Hun Sinath, the prime minister's sister, posted on Facebook that Suy Sophan, 65, passed away on March 29 due to liver cancer. Suy Sophan was the owner of Phanimex which has been embroiled in land disputes over the last decade.
Human rights activists and community representatives said the future owner of Phanimex needs to resolve land disputes involving the company.
Am Sam Ath, the deputy director for monitoring at rights group Licadho, said according to Buddhist practices, parties in conflict should stop having hostility towards each other after one of the parties dies. He added that outstanding disputes must be resolved.
“If the Phanimex company still has problems with the people over unresolved land disputes somewhere, the [new owner] must work to handle those issues,” he said.
On January 3, 2012, Suy Sophan's Phanimex company and the Phnom Penh Municipal authority deployed security forces and company guards to clear the houses of about 400 families in Phnom Penh’s Borei Keila area.
Some Borei Keila residents were transported by the municipal authorities to Tuol Sambo and Phnom Bat areas in Kandal province, about 40 kilometers away from Phnom Penh. Those who remained at the site received 4-by-5-meter plots of land in compensation.

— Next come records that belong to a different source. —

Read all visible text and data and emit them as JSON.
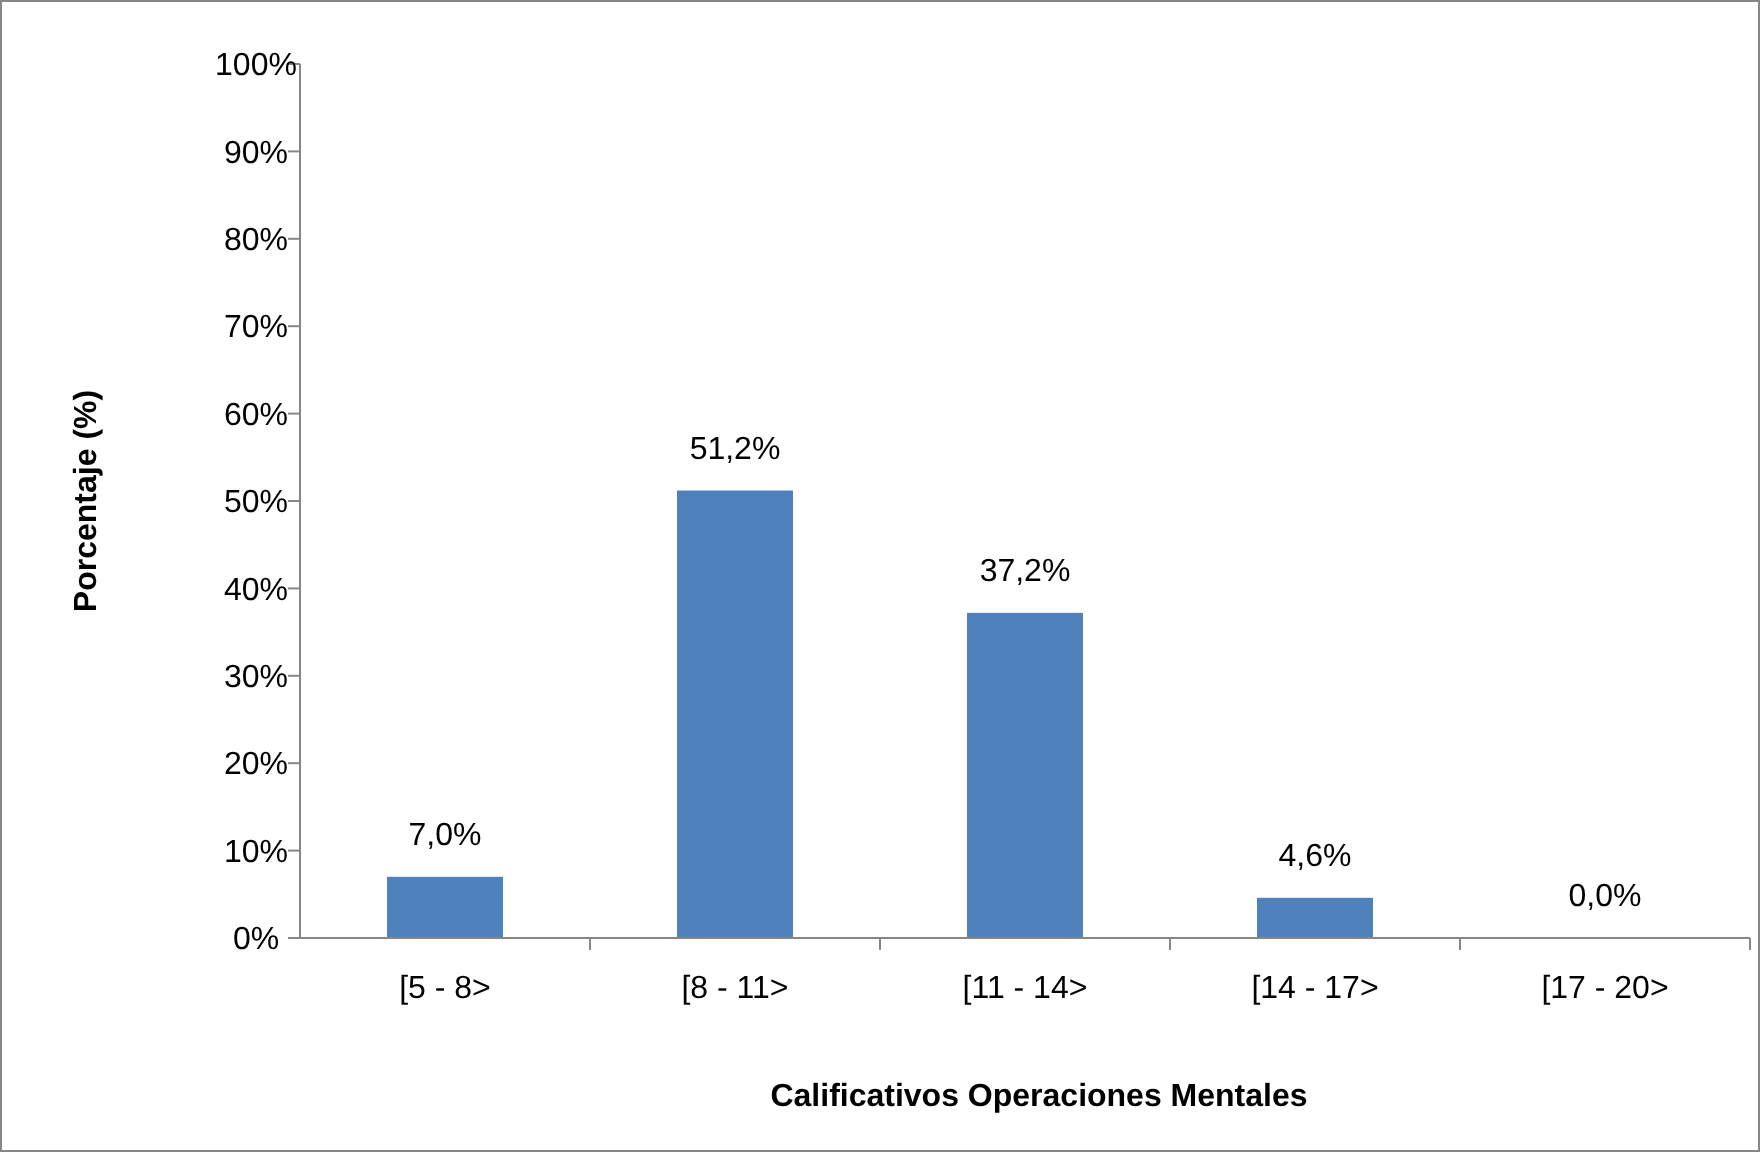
{
  "chart_data": {
    "type": "bar",
    "xlabel": "Calificativos Operaciones Mentales",
    "ylabel": "Porcentaje (%)",
    "categories": [
      "[5 - 8>",
      "[8 - 11>",
      "[11 - 14>",
      "[14 - 17>",
      "[17 - 20>"
    ],
    "values": [
      7.0,
      51.2,
      37.2,
      4.6,
      0.0
    ],
    "value_labels": [
      "7,0%",
      "51,2%",
      "37,2%",
      "4,6%",
      "0,0%"
    ],
    "color": "#4f81bd",
    "ylim": [
      0,
      100
    ],
    "yticks": [
      {
        "value": 0,
        "label": "0%"
      },
      {
        "value": 10,
        "label": "10%"
      },
      {
        "value": 20,
        "label": "20%"
      },
      {
        "value": 30,
        "label": "30%"
      },
      {
        "value": 40,
        "label": "40%"
      },
      {
        "value": 50,
        "label": "50%"
      },
      {
        "value": 60,
        "label": "60%"
      },
      {
        "value": 70,
        "label": "70%"
      },
      {
        "value": 80,
        "label": "80%"
      },
      {
        "value": 90,
        "label": "90%"
      },
      {
        "value": 100,
        "label": "100%"
      }
    ],
    "grid": false
  }
}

Residents continued to protest against the forced eviction, especially after the company reneged on promises to build apartments to house anyone who was displaced, claiming bankruptcy.
Khieu Lay, 46, a former Borei Keila resident, but now lives in Phnom Bat in Kandal province, said around 30 families have yet to receive any compensation.
“It’s not totally clear, and we’re regretful that she died. Why do we regret it? We haven’t received land titles yet and 30 other families haven’t received homes,” she said.
The former land activist said people living in Phnom Bat are facing financial issues and do not have land for farming or to do business. She wanted the new owner to offer people further compensation to maintain their livelihood.
Relatives of Suy Sophan could not be reached for comment on Tuesday.
Men Sam An, the minister of National Assembly-Senate Relations and Inspection, posted messages and photos on her Facebook account on Tuesday, showing the minister attending Suy Sophan’s funeral ceremony.
Sar Sorn, 62, lives in one of the eight buildings at the Borei Keila site but said she should get more compensation.
“The compensation given to me is not enough. But I don’t have a choice because I’m alone and the number of my fellow supporters reduced,” she said.